Sudah hampir setahun aku tak melihatnya. Asma sudah semakin tinggi hingga aku hampir tak menggenalinya. Dia memeluku erat.
“Bang, Asma kangen”. Serunya sambil menangis. Aku mengelus kepalanya mencoba menenangkan dan juga berkata rindu padanya. Sesaat seorang wanita dengan wajah penuh riasan Make up turun mendekat ke arahku dan Asma.

“Siapa dia Asma?”. Tanyanya heran.
“Ini Bang Baslan, yang selama ini sering aku ceritakan”. Jawab Asma sambil tersenyum. Johan telihat memperhatikan wanita itu hingga tak sadar bahwa aku melirik dan berisyarat agar dia mendekat ke arahku.

“Oo Baslan, mari masuk ke dalam. Kita gobrol di dalam saja”. Ucap wanita itu. 
Aku dan Johan mengikuti langkah kaki mereka masuk hingga duduk di ruang tamu. Rumah ini begitu besar sangat jauh berbeda dengan rumah kami. Aku melihat foto ayah dan wanita ini terpampang di dinding dengan baju yang serasi. Aku bertanya-tanya dalam hati apakah wanita ini istri baru ayah. Wanita itu terlihat mengerti dengan apa yang sedang aku pikirkan.

“Baslan, saya ibu kamu juga. Asma sering bercerita tentang kamu dan Raja”. Saat nama Raja disebutkan hatiku bagai tersambar petir. Raja adalah adik keduaku. Dia meninggal setahun lalu.. Raja meninggal di usiah 18 tahun. Dia mungkin frustasi dengan folemik keluarga yang tak henti-henti. Setahun sebelum kematiaannya ayah dan ibu sering berdebat dan tak jarang ayah main tangan pada ibu dan terkadang berimbas padaku dan Raja. 

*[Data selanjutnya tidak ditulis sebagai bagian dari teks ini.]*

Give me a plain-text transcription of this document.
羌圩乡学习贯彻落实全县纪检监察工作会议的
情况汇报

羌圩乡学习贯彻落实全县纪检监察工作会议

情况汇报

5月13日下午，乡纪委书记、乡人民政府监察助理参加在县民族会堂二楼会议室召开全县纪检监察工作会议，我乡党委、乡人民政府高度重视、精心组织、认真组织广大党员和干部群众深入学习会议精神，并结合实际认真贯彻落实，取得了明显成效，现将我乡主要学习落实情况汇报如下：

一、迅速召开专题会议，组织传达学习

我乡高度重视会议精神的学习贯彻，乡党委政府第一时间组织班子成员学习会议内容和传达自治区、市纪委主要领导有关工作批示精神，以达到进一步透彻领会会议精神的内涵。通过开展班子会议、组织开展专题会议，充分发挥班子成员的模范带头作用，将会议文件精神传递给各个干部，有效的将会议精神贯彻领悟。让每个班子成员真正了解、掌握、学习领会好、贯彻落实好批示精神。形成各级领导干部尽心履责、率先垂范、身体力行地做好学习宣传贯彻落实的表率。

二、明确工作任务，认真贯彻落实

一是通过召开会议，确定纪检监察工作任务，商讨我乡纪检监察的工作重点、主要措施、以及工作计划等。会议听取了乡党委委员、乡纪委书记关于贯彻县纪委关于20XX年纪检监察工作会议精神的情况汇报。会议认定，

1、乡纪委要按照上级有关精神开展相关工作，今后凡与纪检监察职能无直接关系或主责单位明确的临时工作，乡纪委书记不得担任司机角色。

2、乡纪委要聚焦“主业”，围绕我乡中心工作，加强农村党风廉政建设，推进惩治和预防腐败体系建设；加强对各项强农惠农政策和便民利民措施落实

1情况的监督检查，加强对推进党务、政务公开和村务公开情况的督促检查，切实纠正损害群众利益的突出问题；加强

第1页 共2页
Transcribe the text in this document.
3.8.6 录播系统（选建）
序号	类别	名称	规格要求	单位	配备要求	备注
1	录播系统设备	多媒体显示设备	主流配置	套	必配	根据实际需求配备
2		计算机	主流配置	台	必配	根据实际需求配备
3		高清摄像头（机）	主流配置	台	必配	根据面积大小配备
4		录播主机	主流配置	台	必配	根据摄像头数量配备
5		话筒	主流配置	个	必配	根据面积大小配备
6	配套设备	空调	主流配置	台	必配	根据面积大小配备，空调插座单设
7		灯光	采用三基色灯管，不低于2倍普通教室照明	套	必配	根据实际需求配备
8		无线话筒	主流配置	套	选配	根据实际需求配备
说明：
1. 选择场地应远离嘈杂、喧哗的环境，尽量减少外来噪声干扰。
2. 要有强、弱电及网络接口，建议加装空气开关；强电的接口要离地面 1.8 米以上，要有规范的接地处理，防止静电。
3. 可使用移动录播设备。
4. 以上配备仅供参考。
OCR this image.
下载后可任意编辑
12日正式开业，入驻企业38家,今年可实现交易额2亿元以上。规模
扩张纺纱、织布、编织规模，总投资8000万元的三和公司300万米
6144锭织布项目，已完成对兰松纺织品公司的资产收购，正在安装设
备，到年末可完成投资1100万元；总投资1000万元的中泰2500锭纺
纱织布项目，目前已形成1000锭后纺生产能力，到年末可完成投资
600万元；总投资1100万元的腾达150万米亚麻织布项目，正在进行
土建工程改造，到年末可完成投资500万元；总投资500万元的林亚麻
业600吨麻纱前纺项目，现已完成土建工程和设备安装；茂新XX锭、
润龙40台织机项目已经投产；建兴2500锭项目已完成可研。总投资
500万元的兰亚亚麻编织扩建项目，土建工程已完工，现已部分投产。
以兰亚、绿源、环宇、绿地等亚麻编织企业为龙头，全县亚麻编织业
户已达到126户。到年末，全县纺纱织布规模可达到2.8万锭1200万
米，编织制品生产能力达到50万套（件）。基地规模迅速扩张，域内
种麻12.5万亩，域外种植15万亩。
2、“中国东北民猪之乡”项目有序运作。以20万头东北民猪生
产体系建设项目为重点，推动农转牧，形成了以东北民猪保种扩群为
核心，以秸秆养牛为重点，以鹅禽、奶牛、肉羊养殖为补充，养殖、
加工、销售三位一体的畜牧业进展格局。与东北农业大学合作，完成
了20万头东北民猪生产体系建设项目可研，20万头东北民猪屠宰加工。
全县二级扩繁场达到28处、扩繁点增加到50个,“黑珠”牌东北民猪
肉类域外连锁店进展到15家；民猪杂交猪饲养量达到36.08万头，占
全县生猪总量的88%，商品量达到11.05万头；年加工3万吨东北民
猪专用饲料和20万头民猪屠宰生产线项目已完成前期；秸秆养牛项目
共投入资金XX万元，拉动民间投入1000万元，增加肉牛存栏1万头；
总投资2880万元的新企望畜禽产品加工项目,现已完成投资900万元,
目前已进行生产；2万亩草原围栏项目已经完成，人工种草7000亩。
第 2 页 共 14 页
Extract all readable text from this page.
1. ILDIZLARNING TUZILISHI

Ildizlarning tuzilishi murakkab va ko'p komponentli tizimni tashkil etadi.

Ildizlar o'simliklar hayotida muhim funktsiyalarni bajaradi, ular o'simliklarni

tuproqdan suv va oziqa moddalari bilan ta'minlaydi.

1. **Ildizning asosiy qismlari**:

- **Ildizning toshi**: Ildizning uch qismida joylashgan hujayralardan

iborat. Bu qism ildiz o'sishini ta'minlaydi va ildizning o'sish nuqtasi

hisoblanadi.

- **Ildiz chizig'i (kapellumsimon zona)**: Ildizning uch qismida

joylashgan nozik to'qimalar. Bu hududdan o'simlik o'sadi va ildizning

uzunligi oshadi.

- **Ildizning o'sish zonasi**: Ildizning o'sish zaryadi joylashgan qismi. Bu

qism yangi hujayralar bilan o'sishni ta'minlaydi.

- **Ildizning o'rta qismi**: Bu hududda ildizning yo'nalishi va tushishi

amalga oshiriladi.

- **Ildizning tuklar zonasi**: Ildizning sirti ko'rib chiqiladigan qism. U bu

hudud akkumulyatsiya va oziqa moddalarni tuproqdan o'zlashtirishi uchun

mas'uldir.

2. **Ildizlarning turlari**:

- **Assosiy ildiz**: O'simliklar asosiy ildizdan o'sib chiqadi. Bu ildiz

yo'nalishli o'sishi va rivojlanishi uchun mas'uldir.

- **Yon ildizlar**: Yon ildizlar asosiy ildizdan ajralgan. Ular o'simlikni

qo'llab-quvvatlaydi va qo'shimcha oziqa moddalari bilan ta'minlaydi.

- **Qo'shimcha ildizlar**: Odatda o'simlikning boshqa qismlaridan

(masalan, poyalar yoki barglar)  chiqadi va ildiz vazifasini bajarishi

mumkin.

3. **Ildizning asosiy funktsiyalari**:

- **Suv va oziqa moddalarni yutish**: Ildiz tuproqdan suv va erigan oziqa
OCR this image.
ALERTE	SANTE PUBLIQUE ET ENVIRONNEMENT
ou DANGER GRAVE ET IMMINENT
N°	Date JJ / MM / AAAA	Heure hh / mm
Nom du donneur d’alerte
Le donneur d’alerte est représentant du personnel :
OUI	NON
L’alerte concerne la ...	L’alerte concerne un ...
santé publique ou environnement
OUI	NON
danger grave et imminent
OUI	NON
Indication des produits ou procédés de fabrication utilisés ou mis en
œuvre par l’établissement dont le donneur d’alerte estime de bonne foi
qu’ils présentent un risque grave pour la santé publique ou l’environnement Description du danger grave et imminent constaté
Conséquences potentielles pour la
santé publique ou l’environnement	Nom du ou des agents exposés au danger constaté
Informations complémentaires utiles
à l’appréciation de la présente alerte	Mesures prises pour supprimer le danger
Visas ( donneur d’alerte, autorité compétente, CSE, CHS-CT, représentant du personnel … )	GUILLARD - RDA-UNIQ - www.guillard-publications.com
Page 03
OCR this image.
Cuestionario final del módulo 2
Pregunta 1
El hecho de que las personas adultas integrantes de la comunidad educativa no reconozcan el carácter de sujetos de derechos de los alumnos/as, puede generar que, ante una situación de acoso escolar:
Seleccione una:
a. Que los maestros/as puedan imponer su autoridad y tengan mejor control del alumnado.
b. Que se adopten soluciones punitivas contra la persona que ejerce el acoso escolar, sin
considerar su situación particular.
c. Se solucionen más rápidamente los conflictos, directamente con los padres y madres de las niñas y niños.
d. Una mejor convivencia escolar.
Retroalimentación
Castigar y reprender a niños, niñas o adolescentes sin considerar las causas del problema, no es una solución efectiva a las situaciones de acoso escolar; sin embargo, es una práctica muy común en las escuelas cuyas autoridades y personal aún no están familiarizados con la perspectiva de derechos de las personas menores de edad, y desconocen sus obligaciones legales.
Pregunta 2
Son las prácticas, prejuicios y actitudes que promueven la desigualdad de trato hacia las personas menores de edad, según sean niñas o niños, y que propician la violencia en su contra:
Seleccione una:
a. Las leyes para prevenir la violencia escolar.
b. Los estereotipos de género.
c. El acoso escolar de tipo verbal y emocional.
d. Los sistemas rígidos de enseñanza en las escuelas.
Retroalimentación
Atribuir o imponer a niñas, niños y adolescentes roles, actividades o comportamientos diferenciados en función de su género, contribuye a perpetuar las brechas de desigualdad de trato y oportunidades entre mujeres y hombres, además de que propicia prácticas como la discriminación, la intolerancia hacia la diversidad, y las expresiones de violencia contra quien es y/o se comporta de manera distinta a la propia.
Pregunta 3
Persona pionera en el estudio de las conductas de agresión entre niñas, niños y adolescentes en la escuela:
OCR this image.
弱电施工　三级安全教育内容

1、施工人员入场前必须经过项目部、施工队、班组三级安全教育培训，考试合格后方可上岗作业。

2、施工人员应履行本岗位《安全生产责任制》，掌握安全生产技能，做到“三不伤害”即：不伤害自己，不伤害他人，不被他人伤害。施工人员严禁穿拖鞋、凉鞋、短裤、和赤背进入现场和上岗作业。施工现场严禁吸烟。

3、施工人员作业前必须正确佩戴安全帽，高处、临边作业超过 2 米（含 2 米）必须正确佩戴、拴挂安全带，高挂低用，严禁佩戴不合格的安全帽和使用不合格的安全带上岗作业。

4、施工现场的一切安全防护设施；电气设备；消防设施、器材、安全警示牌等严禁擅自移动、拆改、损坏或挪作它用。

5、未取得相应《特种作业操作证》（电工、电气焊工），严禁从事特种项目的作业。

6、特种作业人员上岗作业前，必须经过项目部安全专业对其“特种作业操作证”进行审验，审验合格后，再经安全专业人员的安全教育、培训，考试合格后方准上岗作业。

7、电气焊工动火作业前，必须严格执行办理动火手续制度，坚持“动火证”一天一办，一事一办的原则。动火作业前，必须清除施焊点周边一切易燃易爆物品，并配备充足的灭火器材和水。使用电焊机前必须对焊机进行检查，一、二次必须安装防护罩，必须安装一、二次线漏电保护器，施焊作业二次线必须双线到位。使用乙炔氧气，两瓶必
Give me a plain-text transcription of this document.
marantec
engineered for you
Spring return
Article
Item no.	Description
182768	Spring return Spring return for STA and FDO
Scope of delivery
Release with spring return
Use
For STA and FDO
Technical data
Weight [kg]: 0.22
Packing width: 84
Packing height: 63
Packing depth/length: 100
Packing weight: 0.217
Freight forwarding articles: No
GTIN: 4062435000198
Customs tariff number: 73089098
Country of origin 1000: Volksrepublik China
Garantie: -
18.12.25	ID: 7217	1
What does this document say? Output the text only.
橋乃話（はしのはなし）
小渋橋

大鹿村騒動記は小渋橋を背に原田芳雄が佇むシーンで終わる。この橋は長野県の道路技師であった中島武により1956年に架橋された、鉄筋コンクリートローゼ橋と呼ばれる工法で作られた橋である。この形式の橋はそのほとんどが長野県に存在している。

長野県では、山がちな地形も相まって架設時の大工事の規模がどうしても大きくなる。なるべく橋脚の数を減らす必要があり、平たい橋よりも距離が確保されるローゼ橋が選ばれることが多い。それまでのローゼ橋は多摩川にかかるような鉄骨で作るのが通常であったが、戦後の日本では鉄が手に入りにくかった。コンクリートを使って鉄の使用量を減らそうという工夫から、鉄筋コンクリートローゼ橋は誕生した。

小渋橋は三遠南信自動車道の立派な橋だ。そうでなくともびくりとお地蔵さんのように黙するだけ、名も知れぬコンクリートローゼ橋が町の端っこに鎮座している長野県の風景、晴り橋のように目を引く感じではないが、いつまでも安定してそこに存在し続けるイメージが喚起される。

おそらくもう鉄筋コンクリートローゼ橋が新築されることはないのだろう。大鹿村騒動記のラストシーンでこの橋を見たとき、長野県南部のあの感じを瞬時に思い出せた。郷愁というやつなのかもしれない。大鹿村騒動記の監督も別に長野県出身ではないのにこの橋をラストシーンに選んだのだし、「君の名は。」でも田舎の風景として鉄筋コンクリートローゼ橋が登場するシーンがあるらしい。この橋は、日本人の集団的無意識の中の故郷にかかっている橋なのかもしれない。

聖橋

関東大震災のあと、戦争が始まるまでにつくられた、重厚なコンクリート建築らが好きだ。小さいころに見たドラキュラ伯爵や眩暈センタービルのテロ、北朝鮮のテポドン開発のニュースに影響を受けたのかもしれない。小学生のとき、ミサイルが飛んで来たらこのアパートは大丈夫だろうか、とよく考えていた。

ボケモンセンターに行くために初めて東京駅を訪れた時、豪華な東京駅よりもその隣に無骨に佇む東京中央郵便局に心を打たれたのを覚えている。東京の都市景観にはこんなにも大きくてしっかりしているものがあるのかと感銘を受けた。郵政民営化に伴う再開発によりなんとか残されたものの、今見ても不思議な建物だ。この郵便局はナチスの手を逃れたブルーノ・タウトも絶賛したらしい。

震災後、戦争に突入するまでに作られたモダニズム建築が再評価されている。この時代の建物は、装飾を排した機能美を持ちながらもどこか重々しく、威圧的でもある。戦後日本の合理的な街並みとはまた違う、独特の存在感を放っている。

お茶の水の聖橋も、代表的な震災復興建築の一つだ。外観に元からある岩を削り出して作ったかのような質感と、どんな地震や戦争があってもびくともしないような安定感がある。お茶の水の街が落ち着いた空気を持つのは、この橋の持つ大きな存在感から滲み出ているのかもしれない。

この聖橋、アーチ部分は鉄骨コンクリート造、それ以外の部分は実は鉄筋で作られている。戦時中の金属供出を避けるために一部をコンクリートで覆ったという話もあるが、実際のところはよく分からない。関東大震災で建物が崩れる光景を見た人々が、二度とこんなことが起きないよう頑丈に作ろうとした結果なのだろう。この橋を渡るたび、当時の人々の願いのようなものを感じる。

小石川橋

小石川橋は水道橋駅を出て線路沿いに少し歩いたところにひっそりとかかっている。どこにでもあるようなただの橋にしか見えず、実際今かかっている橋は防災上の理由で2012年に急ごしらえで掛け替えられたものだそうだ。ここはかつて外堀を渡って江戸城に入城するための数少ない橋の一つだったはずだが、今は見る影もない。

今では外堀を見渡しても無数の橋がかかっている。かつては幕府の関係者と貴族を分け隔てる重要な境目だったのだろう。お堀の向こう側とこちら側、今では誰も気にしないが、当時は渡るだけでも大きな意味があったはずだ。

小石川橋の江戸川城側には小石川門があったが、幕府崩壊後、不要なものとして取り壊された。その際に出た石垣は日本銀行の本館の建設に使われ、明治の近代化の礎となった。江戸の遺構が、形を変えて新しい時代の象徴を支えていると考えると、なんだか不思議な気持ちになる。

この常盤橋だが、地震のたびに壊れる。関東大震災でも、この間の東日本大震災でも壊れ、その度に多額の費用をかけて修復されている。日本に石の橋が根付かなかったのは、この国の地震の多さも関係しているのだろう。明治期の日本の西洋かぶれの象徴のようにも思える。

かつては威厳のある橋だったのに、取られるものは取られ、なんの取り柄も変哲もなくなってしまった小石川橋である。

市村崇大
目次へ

Raja anak yang spontan atas segala hal dia tidak akan terima dimarahi atau dipukul begitu saja dia sering memberontak hingga membuat amarah ayah semakin meluncak. Waktu berlalu hari-hari kami terlewati dengan kebisuan, semua sibuk dengan urusannya sendiri. Saat itu ayah sedang mencalonkan diri jadi DPR hingga begitu sibuk mengurus segala hal. Ibu dan ayah juga memutuskan berpisah saat itu karena meraka bilang ingin merenungkan sesuatu. 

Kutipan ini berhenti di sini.